Mission success depends on providing products and services that have trusted reliability, performance and safety. Preventing counterfeit parts from entering Lockheed Martin’s supply chain is one way we uphold this commitment to our customers.
The Vice President, Global Supply Chain Operations provides oversight of the counterfeit prevention program. Our corporate policy, Counterfeit Prevention, guides the prevention, detection and mitigation of counterfeit work across our company. Business areas can have additional procedures specific to their unique operations. Additionally, we have a Corporate Counterfeits integrated product team that includes quality assurance representatives from each business area to provide subject matter expertise and guide day-to-day prevention management.
Lockheed Martin purchase orders contain terms and conditions on counterfeit mitigation provisions, and we require all acquisitions to begin with original equipment manufacturers and authorized distributors. Please see our Supplier Code of Conduct for a summary of these counterfeit parts expectations. Counterfeit prevention is included in contract purchasing system reviews conducted annually at rotating facilities and during need-based customer quality audits.
As the dynamic global landscape evolves and our adversaries continue to insert new counterfeit parts into supply chains, Lockheed Martin is championing a preventative approach. Through our new sustainability management plan goal to achieve a 100% completion rate of applicable training on the identification and reporting of counterfeit parts by 2025, we not only build awareness of the topic, but equip our employees with the tools needed to identify counterfeit parts and take appropriate action if a suspect part is detected. Appropriate actions may include notification, quarantining of parts and investigations.

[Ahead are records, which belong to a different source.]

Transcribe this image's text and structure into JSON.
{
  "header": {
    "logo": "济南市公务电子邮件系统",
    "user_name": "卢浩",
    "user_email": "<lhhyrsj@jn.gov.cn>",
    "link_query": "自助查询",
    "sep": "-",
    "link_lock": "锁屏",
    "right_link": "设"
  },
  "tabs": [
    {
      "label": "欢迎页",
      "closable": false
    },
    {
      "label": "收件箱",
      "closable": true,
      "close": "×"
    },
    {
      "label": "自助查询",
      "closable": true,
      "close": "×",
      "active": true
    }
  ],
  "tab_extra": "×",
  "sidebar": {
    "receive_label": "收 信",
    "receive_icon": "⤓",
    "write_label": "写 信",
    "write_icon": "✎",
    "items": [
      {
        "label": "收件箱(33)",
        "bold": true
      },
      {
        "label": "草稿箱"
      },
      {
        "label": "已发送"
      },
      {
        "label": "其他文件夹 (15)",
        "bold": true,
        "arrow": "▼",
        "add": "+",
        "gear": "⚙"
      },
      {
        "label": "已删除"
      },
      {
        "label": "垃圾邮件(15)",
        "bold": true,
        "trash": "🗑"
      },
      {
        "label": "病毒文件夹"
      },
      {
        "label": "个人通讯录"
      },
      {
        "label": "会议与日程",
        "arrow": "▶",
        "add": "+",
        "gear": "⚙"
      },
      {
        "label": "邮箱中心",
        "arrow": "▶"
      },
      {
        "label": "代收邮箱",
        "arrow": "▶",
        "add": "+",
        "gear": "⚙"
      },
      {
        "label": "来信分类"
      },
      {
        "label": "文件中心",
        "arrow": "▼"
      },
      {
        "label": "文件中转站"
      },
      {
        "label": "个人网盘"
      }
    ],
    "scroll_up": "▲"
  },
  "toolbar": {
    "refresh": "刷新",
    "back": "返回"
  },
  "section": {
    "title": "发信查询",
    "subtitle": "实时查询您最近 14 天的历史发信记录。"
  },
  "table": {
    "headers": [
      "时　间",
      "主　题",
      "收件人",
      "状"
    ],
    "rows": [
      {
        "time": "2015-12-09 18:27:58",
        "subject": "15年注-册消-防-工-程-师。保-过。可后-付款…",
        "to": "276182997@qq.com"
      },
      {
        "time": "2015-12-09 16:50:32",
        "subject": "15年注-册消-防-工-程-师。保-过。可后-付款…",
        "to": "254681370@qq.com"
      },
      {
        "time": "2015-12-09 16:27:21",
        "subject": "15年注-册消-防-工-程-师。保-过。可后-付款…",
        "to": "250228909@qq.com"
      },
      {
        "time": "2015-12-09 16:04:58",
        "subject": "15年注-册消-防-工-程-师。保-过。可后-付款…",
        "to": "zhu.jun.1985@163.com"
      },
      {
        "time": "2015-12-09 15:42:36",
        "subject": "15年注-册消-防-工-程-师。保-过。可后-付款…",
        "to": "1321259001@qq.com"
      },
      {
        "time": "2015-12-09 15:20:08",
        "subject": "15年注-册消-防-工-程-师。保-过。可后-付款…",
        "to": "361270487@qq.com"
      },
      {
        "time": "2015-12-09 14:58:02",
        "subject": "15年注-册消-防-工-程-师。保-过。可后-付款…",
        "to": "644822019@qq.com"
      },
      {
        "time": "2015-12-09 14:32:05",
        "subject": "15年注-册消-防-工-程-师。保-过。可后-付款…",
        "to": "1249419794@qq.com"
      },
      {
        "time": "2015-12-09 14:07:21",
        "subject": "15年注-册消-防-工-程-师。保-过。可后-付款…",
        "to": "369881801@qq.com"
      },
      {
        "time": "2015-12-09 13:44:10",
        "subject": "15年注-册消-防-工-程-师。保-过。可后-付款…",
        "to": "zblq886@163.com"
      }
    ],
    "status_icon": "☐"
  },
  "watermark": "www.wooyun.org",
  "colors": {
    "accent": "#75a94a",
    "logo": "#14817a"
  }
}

Our customers depend on our mission-critical products and services. Including counterfeit parts prevention in our sustainability management plan gives our customers confidence in our efforts to prevent substandard and unreliable parts from entering our supply chain and helps us retain their business now and into the future. Please visit the Frequently Asked Questions section of our Supplier Wire website for supplier resources on preventing counterfeit parts from entering our supply chain.
Our Go Green program drives operational improvements by reducing carbon emissions through energy efficiency and use of renewable energy.
Investing in capital and operational projects that improve resource efficiency is key to reducing emissions. This work is sanctioned by our Board of Directors, which receives performance updates at least twice per year from our Senior Vice President, Ethics and Enterprise Assurance and our Vice President, Environment, Safety and Health. Multiple corporate policies guide our approach to green building standards, energy efficiency, strategic energy procurement and use of renewable energy.
Our ISO 14001-certified Environment, Safety and Health Management System drives continuous improvement and commits all business areas to operating in a manner that protects the environment, conserves natural resources, prevents pollution and reduces and actively manages associated risks.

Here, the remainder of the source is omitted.